Wikimedia Cloud Services team/EnhancementProposals/Toolforge on bare metal

From Wikitech

We want to make Toolforge more scalable and sustainable to better meet current and future needs of tool developers by providing a higher level of availability and reliability through well-defined SLOs, shared operational practices and incident response with SRE, and presence in multiple data centers. One idea to support this is to move Toolforge to the production infrastructure.

Proof-of-concept

This move would be complex and involves a lot of unknown risk. We would want to start by first creating a proof-of-concept to try to untangle some of the expected complexities and prove out some of the riskier elements so that we have a much better understanding of how much time and effort a true migration would take, and whether the potential benefits are worth the investment.

Key questions to answer:

  • How much effort would it take to host Toolforge outside of the Cloud VPS infrastructure?
  • Which tools would be easy to migrate? Which tools would be hard to migrate?
  • Will hosting on bare metal allow us to provide a higher level of availability and reliability?
  • What will have to change operationally if Toolforge was on bare metal?

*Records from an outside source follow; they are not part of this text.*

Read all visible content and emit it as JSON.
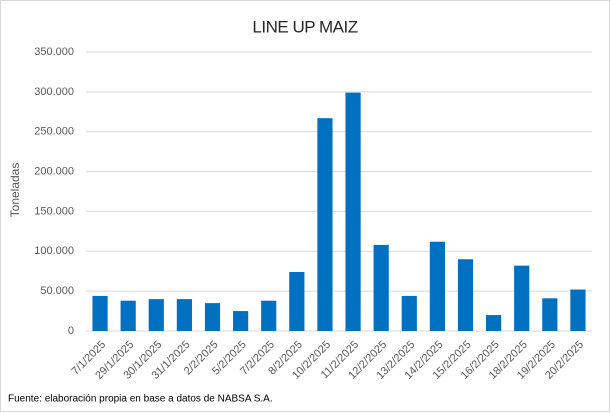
{
  "chart_data": {
    "type": "bar",
    "title": "LINE UP MAIZ",
    "y_label": "Toneladas",
    "categories": [
      "7/1/2025",
      "29/1/2025",
      "30/1/2025",
      "31/1/2025",
      "2/2/2025",
      "5/2/2025",
      "7/2/2025",
      "8/2/2025",
      "10/2/2025",
      "11/2/2025",
      "12/2/2025",
      "13/2/2025",
      "14/2/2025",
      "15/2/2025",
      "16/2/2025",
      "18/2/2025",
      "19/2/2025",
      "20/2/2025"
    ],
    "values": [
      44000,
      38000,
      40000,
      40000,
      35000,
      25000,
      38000,
      74000,
      267000,
      299000,
      108000,
      44000,
      112000,
      90000,
      20000,
      82000,
      41000,
      52000
    ],
    "color": "#0070c0",
    "ylim": [
      0,
      350000
    ],
    "yticks": [
      0,
      {
        "value": 50000,
        "label": "50.000"
      },
      {
        "value": 100000,
        "label": "100.000"
      },
      {
        "value": 150000,
        "label": "150.000"
      },
      {
        "value": 200000,
        "label": "200.000"
      },
      {
        "value": 250000,
        "label": "250.000"
      },
      {
        "value": 300000,
        "label": "300.000"
      },
      {
        "value": 350000,
        "label": "350.000"
      }
    ],
    "grid": true,
    "source": "Fuente: elaboración propia en base a datos de NABSA S.A."
  }
}
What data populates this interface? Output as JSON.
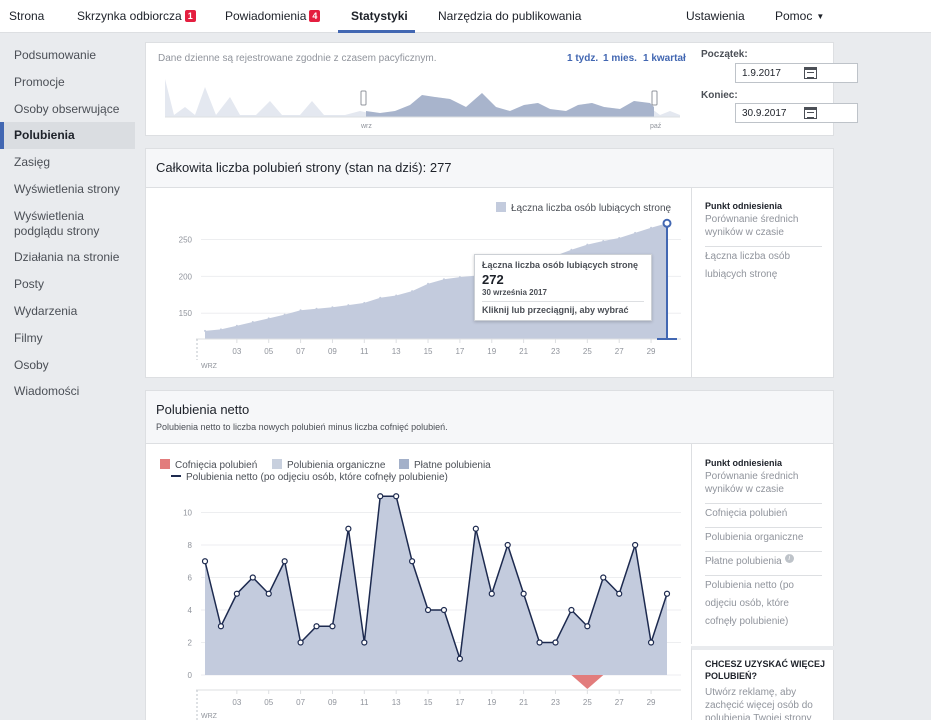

The intention is to have this work be represented as a hypothesis in the WMF FY25-26 Annual Plan under the WE6 objective. A draft text could be:

Hypothesis: If we create a proof of concept (POC) for running Toolforge on the production infrastructure (“bare metal”) and test migrating a subset of representative tools to the POC, we will better understand the limitations and challenges of hosting Toolforge outside of Cloud VPS, which will allow us to make a decision about whether to invest in a full migration.

This work is beginning to take shape in T407296.